New York. Il Consiglio di Sicurezza dell’Onu ha approvato all’unanimità una dichiarazione non vincolante con cui «deplora» la giunta al potere nel Myanmar per la recente repressione, scatenata contro i manifestanti per la democrazia. Si tratta di una semplice dichiarazione, e non di una risoluzione come invece avviene in casi del genere. Il Consiglio esorta inoltre il regime birmano di sinistra ad avviare «un dialogo genuino» con Aung San Suu Kyi, la leader della Lega Nazionale per la Democrazia, principale forza di opposizione.

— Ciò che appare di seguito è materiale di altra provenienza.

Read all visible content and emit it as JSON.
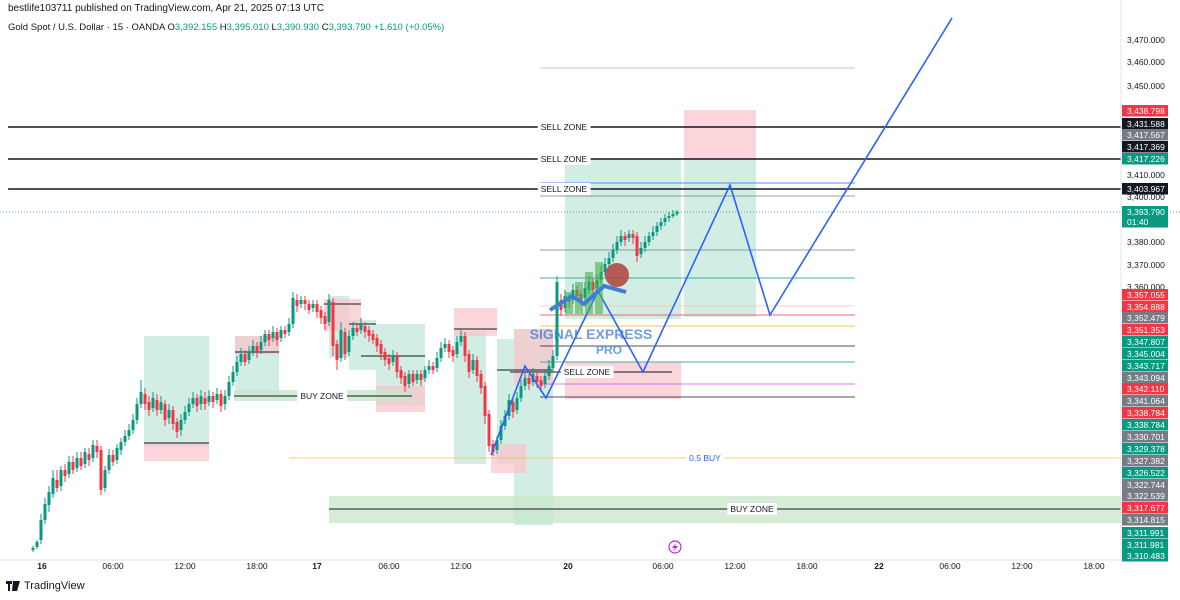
{
  "header": {
    "published": "bestlife103711 published on TradingView.com, Apr 21, 2025 07:13 UTC",
    "symbol": "Gold Spot / U.S. Dollar · 15 · OANDA",
    "ohlc": [
      {
        "k": "O",
        "v": "3,392.155"
      },
      {
        "k": "H",
        "v": "3,395.010"
      },
      {
        "k": "L",
        "v": "3,390.930"
      },
      {
        "k": "C",
        "v": "3,393.790"
      }
    ],
    "change": "+1.610 (+0.05%)"
  },
  "footer": {
    "brand": "TradingView"
  },
  "watermark": {
    "line1": "SIGNAL EXPRESS",
    "line2": "PRO"
  },
  "price_axis": {
    "ticks": [
      "3,470.000",
      "3,460.000",
      "3,450.000",
      "3,410.000",
      "3,400.000",
      "3,380.000",
      "3,370.000",
      "3,360.000"
    ],
    "tags": [
      {
        "label": "3,438.798",
        "color": "#f23645"
      },
      {
        "label": "3,431.588",
        "color": "#131722"
      },
      {
        "label": "3,417.567",
        "color": "#787b86"
      },
      {
        "label": "3,417.369",
        "color": "#131722"
      },
      {
        "label": "3,417.226",
        "color": "#089981"
      },
      {
        "label": "3,403.967",
        "color": "#131722"
      },
      {
        "label": "3,393.790",
        "color": "#089981"
      },
      {
        "label": "01:40",
        "color": "#089981"
      },
      {
        "label": "3,357.055",
        "color": "#f23645"
      },
      {
        "label": "3,354.888",
        "color": "#f23645"
      },
      {
        "label": "3,352.479",
        "color": "#787b86"
      },
      {
        "label": "3,351.353",
        "color": "#f23645"
      },
      {
        "label": "3,347.807",
        "color": "#089981"
      },
      {
        "label": "3,345.004",
        "color": "#089981"
      },
      {
        "label": "3,343.717",
        "color": "#089981"
      },
      {
        "label": "3,343.094",
        "color": "#787b86"
      },
      {
        "label": "3,342.110",
        "color": "#f23645"
      },
      {
        "label": "3,341.064",
        "color": "#787b86"
      },
      {
        "label": "3,338.784",
        "color": "#f23645"
      },
      {
        "label": "3,338.784",
        "color": "#089981"
      },
      {
        "label": "3,330.701",
        "color": "#787b86"
      },
      {
        "label": "3,329.378",
        "color": "#089981"
      },
      {
        "label": "3,327.382",
        "color": "#787b86"
      },
      {
        "label": "3,326.522",
        "color": "#089981"
      },
      {
        "label": "3,322.744",
        "color": "#787b86"
      },
      {
        "label": "3,322.539",
        "color": "#787b86"
      },
      {
        "label": "3,317.677",
        "color": "#f23645"
      },
      {
        "label": "3,314.815",
        "color": "#787b86"
      },
      {
        "label": "3,311.991",
        "color": "#089981"
      },
      {
        "label": "3,311.981",
        "color": "#089981"
      },
      {
        "label": "3,310.483",
        "color": "#089981"
      }
    ]
  },
  "time_axis": {
    "ticks": [
      {
        "label": "16",
        "bold": true
      },
      {
        "label": "06:00",
        "bold": false
      },
      {
        "label": "12:00",
        "bold": false
      },
      {
        "label": "18:00",
        "bold": false
      },
      {
        "label": "17",
        "bold": true
      },
      {
        "label": "06:00",
        "bold": false
      },
      {
        "label": "12:00",
        "bold": false
      },
      {
        "label": "20",
        "bold": true
      },
      {
        "label": "06:00",
        "bold": false
      },
      {
        "label": "12:00",
        "bold": false
      },
      {
        "label": "18:00",
        "bold": false
      },
      {
        "label": "22",
        "bold": true
      },
      {
        "label": "06:00",
        "bold": false
      },
      {
        "label": "12:00",
        "bold": false
      },
      {
        "label": "18:00",
        "bold": false
      }
    ]
  },
  "annotations": {
    "sell_zone": "SELL ZONE",
    "buy_zone": "BUY ZONE",
    "half_buy": "0.5 BUY"
  },
  "colors": {
    "up": "#089981",
    "down": "#f23645",
    "projection": "#2962ff",
    "green_zone": "#b7e4d3",
    "red_zone": "#f8c5cb"
  }
}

La signora Aung San Suu Kyi, premio Nobel per la Pace nel 1991, dal 2003 è di nuovo agli arresti domiciliari. Ricorrendo a una dichiarazione e non a una risoluzione di condanna il principale organo delle Nazioni Unite ha evitato le obiezioni che avrebbe altrimenti sollevato la Cina, che con l’India è tra i pochi alleati storici della dittatura di Rangoon. In caso di risoluzione, Pechino avrebbe probabilmente esercitato il diritto di veto. Il Palazzo di vetro ha annunciato ieri che l’inviato dell’Onu, il nigeriano Ibrahim Gambari, partirà questo fine settimana per una missione nella regione del Sud-est asiatico sulla crisi in Birmania.